The device of keyword is for executing the text of extraction described in the various embodiments described above in extraction document described in the present embodiment The method of keyword in shelves, technical principle is similar with the technical effect of generation, is described again here.
Illustratively, on the basis of the above embodiments, the distance calculation module 32 is specifically used for:
The theme conduct of theme distribution maximum probability is chosen from least one theme according to the theme distribution of the document Optimal theme;Calculate the distance between the term vector and the corresponding theme vector of the optimal theme.

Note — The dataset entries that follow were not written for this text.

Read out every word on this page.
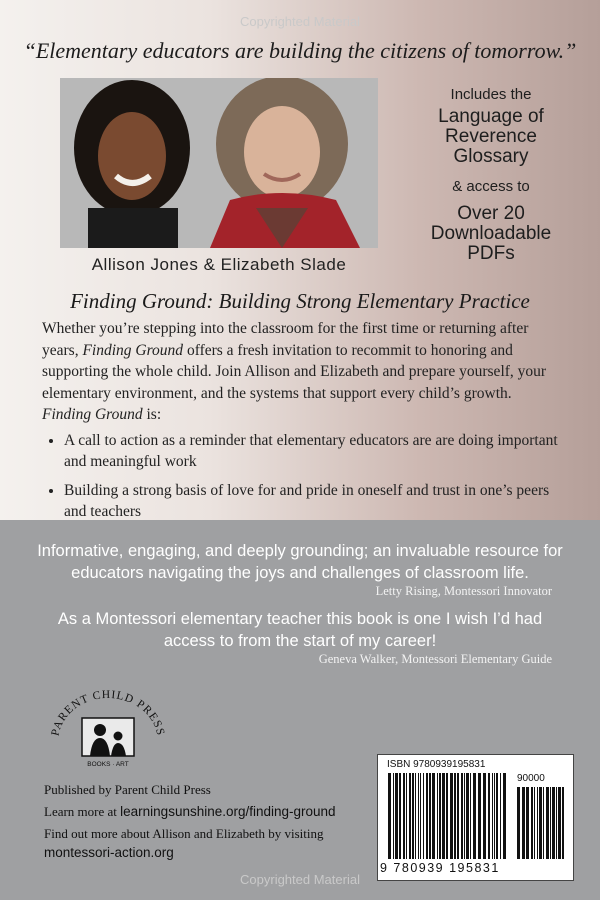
Copyrighted Material
“Elementary educators are building the citizens of tomorrow.”
Allison Jones & Elizabeth Slade
Includes the
Language of
Reverence
Glossary
& access to
Over 20
Downloadable
PDFs
Finding Ground: Building Strong Elementary Practice

Whether you’re stepping into the classroom for the first time or returning after years, Finding Ground offers a fresh invitation to recommit to honoring and supporting the whole child. Join Allison and Elizabeth and prepare yourself, your elementary environment, and the systems that support every child’s growth. Finding Ground is:

• A call to action as a reminder that elementary educators are are doing important and meaningful work
• Building a strong basis of love for and pride in oneself and trust in one’s peers and teachers
Informative, engaging, and deeply grounding; an invaluable resource for educators navigating the joys and challenges of classroom life.
Letty Rising, Montessori Innovator
As a Montessori elementary teacher this book is one I wish I’d had access to from the start of my career!
Geneva Walker, Montessori Elementary Guide
PARENT CHILD PRESS
BOOKS · ART
Published by Parent Child Press
Learn more at learningsunshine.org/finding-ground
Find out more about Allison and Elizabeth by visiting
montessori-action.org
ISBN 9780939195831
90000
9 780939 195831
Copyrighted Material
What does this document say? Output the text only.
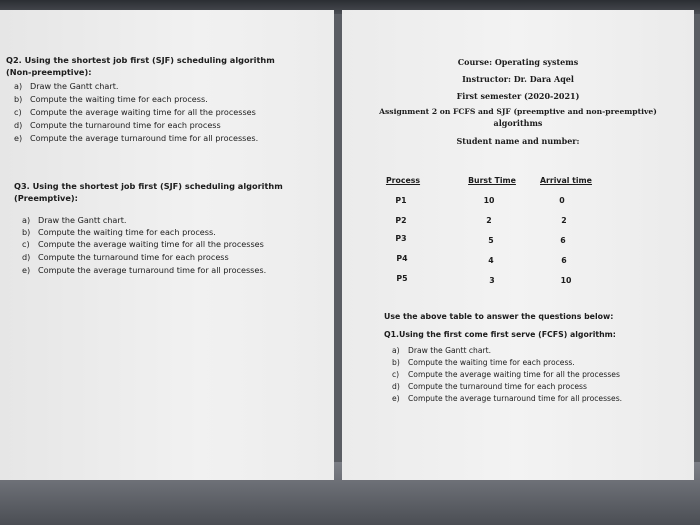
Q2. Using the shortest job first (SJF) scheduling algorithm
(Non-preemptive):
a) Draw the Gantt chart.
b) Compute the waiting time for each process.
c) Compute the average waiting time for all the processes
d) Compute the turnaround time for each process
e) Compute the average turnaround time for all processes.
Q3. Using the shortest job first (SJF) scheduling algorithm
(Preemptive):
a) Draw the Gantt chart.
b) Compute the waiting time for each process.
c) Compute the average waiting time for all the processes
d) Compute the turnaround time for each process
e) Compute the average turnaround time for all processes.
Course: Operating systems
Instructor: Dr. Dara Aqel
First semester (2020-2021)
Assignment 2 on FCFS and SJF (preemptive and non-preemptive)
algorithms
Student name and number:
Process	Burst Time	Arrival time
P1	10	0
P2	2	2
P3	5	6
P4	4	6
P5	3	10
Use the above table to answer the questions below:
Q1.Using the first come first serve (FCFS) algorithm:
a) Draw the Gantt chart.
b) Compute the waiting time for each process.
c) Compute the average waiting time for all the processes
d) Compute the turnaround time for each process
e) Compute the average turnaround time for all processes.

Illustratively, on the basis of the above embodiments, the distance calculation module 32 is specifically used for:
According to the theme distribution probability of each theme of the document between the term vector and each theme vector Distance is weighted summation;Using weighted sum as the distance between described term vector and theme vector.
Illustratively, on the basis of the above embodiments, the distance is COS distance.
Illustratively, on the basis of the above embodiments, the vector training module 31 include: vector construction unit 311, Joint likelihood function establishes unit 312 and parameter estimation unit 313;
The vector construction unit 311 is used to for the document being added in training data bank, is in the trained data bank Each document each theme and each word construct the initial term vector of initial subject vector sum respectively;
The joint likelihood function establishes unit 312 for establishing institute according to the initial term vector of initial subject vector sum State the joint likelihood function of all documents in trained data bank;
The parameter estimation unit 313 is used to carry out parameter Estimation to the joint likelihood function to obtain the theme vector And term vector.
Illustratively, the joint likelihood function is established unit 312 and is specifically used for:
The generating probability of the initial term vector is obtained according to formula one:
Formula one:
Wherein,It is the auxiliary vector of the term vector v of current word w, xwIndicate the context vector of current word w, wherein It is the term vector of surrounding's word of current word w, vzThe theme vector of current topic z,It indicates to add And operation, w ' are word w ';
The joint likelihood function such as formula two of all documents in the trained data bank is obtained according to the formula one:
Formula two:
Wherein, αzThe corresponding Dirichlet prior parameter of the z that is the theme, βvFor the corresponding Dirichlet prior parameter of word v, mdz For be sampled in document d the z that is the theme sentence number, nzvIndicate that word v and theme z occur together in the trained data bank Number summation, M indicates the set of all term vectors and theme vector, and D indicates that the sum of document d, T indicate theme in document d Sum,Indicate the adjunct of word v.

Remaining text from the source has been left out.